Globally, inflation closed 2021 with its highest level in the last twenty years (40 years in the case of the US) and projections indicate that during 2022. However, even if lower than last year, it will remain high in 2022. Why is it one of the main concerns of governments, central banks and consumers?
Governments are concerned that central banks may accelerate interest rate normalisation in the face of high inflation rates. It would slow down economic recovery and job creation and, in some cases, lead to deteriorating fiscal balances in some countries that acquired debt to mitigate the effects of the economic contraction or slowdown. This is particularly so in G7 countries that have over 100% debt on GDP, but also in emerging economies and in lower-income economies, with less debt ratios but meagre incomes.
Central banks changed the discourse in which they considered inflation as transitory and now established the existence of excess demand. Supply chains are gradually re-establishing themselves and relieving any pressures on production. This extra demand now explains inflation, and consequently, central banks changed their action plan from keeping rates close to zero to raising them. Since von Mises (1912) established the idea that inflation was the first enemy of the people, and the result of printing money to cover fiscal expenditures, (Ch.2, S.8 and Ch. 7, S.3) the object of monetary policy has been to keep inflation very low. When it has failed to do so, the effects felt were an impoverishment of the population and later political demand for change. (Germany, 1923; Hungary, 1945; Bolivia, 1984; Brazil, 1989-1990; Peru 1989-1992; Argentina 1989-1990; Yugoslavia, 1992). Inflation in many countries in 2021 results not from massive deficits save the US the UK but from external factors. Some Latin American countries borrowed to reactivate the economy but in smaller proportions than the massive G7 fiscal deficits. No country aside from the US had a massive expansionary fiscal policy equal to at least 15% of its national GDP. No country in Latin America held a 6% fiscal deficit on GDP. Yet, inflation arrived. The paradox is that the FED and the BoE have decided to keep inflation high because of the social and international costs of reducing it. Is this a new beginning?
The normalisation of monetary policy will limit inflation in products with excess demand and reduce liquidity in financial markets. It wants to minimise speculation in commodity and futures markets which could eventually reduce consumer prices and revenues of commodity-exporting countries.
This approach, however, only looks at part of the problem. The increase in prices of a consumption basket of certain goods defines inflation. It does not include all common consumer goods; it excludes some food and energy. Monetary policy has a minimal influence on these given their exogenous origins, such as drought or seasonality and a military standoff in Ukraine. Food and energy price rises reduce consumers' purchasing power and are now more significant than those considered in the average inflation basket. For example, in Mexico, the increase in fruits and vegetables was 21 %, while the rise in the consumer price index was 7.36%. Wages will rise less than 4%.
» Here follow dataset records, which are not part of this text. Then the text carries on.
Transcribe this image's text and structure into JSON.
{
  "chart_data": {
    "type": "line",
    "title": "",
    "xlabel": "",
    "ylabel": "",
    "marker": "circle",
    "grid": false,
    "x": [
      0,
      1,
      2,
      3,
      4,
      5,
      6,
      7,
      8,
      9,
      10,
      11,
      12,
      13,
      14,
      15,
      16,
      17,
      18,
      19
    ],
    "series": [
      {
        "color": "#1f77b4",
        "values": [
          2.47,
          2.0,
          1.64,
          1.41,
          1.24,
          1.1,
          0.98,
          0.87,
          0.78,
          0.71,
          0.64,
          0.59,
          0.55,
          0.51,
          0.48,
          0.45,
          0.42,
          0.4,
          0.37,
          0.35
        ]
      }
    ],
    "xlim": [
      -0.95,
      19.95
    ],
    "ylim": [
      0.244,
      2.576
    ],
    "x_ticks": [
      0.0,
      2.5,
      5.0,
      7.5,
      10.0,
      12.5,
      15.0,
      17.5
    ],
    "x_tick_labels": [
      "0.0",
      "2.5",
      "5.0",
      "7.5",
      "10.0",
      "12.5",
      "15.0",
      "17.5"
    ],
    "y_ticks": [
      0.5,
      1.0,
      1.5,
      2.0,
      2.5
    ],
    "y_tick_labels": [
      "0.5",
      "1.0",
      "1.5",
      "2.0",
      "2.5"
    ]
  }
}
Engel's law works. There is an inverse relationship between income level and food expenditure. Not all consumers participate in the same way and the same proportion. The lower the income, the more significant the proportion spent on food and essential services, which have risen in price more than durable goods, thus resulting in greater poverty. The sharp contraction in GDP in 2020 has produced more poor people and cut incomes through inflation, forcing changes in consumption patterns.
Monetary authorities are again faced with the trilemma of controlling inflation, keeping stock and commodity markets at their current dynamics, or allowing economic growth. Monetary policy instruments to control inflation are somewhat limited; that is why the FED and the Bank of England consider allowing inflation in 2022 to remain above their traditional targets (2 %).
In China, the situation is similar, with substantial increases in energy and vegetable prices. The biggest concern for the world is that country's producer price index because China is where many of the supply chains start. Thus, producer inflation can be passed on to much of the world's goods and services and further inflame the existing price hikes.
If wage increases in 2021 do not offset price increases, it will affect workers' real income and quality of life. It will then be necessary to use alternative mechanisms to lower prices, such as US oil reserves or the sale of China's mineral and food stockpiles.
In conclusion, inflation will be a relevant variable in 2022 due to its effects on monetary policy, economic growth, and the dynamics of financial markets. The strategies followed by governments and central banks to control inflation will determine the economic conditions for the following years and the world's ability to recover from the economic contraction of 2020.